I am now six months post-injury that had me sidelined from all stage combat/dance activities last year. Since the doctor gave me the thumb’s up, I was really eager to get back into my classes again and I am realizing that my body is now stronger than ever. I thought the best way to celebrate my return to fighting was to officially, finally join the Society of American Fight Directors (!) but a friend suggested an ever better way: going to The Louisiana Tech Stage Combat Workshop (The Boil).

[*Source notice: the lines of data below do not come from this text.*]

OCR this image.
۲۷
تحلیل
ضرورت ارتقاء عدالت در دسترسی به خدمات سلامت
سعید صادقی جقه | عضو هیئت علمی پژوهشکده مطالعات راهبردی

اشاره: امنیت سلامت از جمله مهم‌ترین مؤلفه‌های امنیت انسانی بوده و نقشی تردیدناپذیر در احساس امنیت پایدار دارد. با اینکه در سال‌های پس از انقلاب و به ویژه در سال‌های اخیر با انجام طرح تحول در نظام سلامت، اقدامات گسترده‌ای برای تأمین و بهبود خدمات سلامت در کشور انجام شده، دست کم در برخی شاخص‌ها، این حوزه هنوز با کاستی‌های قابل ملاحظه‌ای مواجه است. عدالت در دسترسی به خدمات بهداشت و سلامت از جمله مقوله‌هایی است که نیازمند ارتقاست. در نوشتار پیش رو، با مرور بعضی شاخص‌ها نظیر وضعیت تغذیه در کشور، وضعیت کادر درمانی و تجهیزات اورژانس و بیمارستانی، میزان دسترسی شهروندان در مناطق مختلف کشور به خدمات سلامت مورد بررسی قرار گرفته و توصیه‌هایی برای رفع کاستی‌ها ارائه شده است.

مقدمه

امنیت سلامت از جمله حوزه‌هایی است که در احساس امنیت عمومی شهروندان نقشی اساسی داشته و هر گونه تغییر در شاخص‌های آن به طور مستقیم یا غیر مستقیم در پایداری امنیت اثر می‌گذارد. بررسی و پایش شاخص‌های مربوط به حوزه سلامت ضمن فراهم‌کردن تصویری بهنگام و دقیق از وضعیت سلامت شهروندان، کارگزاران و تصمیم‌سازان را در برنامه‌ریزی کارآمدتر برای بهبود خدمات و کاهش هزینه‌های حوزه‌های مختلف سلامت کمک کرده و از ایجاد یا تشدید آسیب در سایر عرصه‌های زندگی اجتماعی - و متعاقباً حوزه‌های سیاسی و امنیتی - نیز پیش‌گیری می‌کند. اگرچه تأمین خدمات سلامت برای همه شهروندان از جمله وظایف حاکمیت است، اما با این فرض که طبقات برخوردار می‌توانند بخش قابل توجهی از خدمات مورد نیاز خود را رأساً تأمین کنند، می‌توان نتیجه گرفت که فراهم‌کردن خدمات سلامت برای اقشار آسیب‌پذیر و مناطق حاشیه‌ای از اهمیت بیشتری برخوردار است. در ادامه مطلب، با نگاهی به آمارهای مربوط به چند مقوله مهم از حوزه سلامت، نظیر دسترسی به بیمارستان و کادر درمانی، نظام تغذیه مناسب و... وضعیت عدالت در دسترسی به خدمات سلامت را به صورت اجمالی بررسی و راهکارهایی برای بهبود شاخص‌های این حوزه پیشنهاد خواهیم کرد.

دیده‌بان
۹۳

A caravan of friends and I road-tripped it out of the still snowing state of New York and drove all the way south for twenty-four hours straight, arriving in the wonderfully sunny state of Louisiana for a whole weekend of stage combat. I have never seen so many people casually carrying around swords and whips! Even at my school, which is super invested in stage combat, it’s still confined to only what our two teachers can offer. It’s one of those things I’m noticing, the closer I get to graduation – I have been in my little college bubble for so long that I can only judge based on my “bubble level” and my classmates who are also in that bubble alongside me. Getting off-campus, out of my comfort zone helped me pop some of those illusions.

In two days, I took TEN classes of my choosing. A year and a half of training has me pretty firmly placed on a intermediate level but because I’ve had such good training, I was able to keep up in the advanced classes too. I even got to try new things, like smallsword and how to fight while handcuffed (!). But I also got a different perspective on what is stage combat and how to apply it by studying with other teachers and students. One teacher in particular reminded me how important it was that “actor” came before “combatant” in the title “actor-combatant” while another helped me reach an epiphany in the first five minutes of class, an epiphany that I’ve been trying to grasp for years.

On the third day, there was no classes. Instead, everybody was invited to the real Boil – a Louisiana crawfish barbeque in the backyard. People were cracking whips, enjoying the knife and tomahawk throwing range that  had been set up, trying out the aerial skills hanging down from a tree, kids were hitting a pinata. It was just one big fighting family, enjoying each others’ company on a glorious Sunday.

I drove out of Louisiana with bruises, weapons and friends. I could go on and on about how amazing my very first stage combat workshop was but what this blog post “boils” down to is this: find your family. The people who want to work together, learn, play. They who will let you sleep on their couch. Where even on the other side of the country, it feels like coming home.  SAFD, thanks for letting me join this fighting family – and thanks, college family, who introduced me to the SAFD in the first place.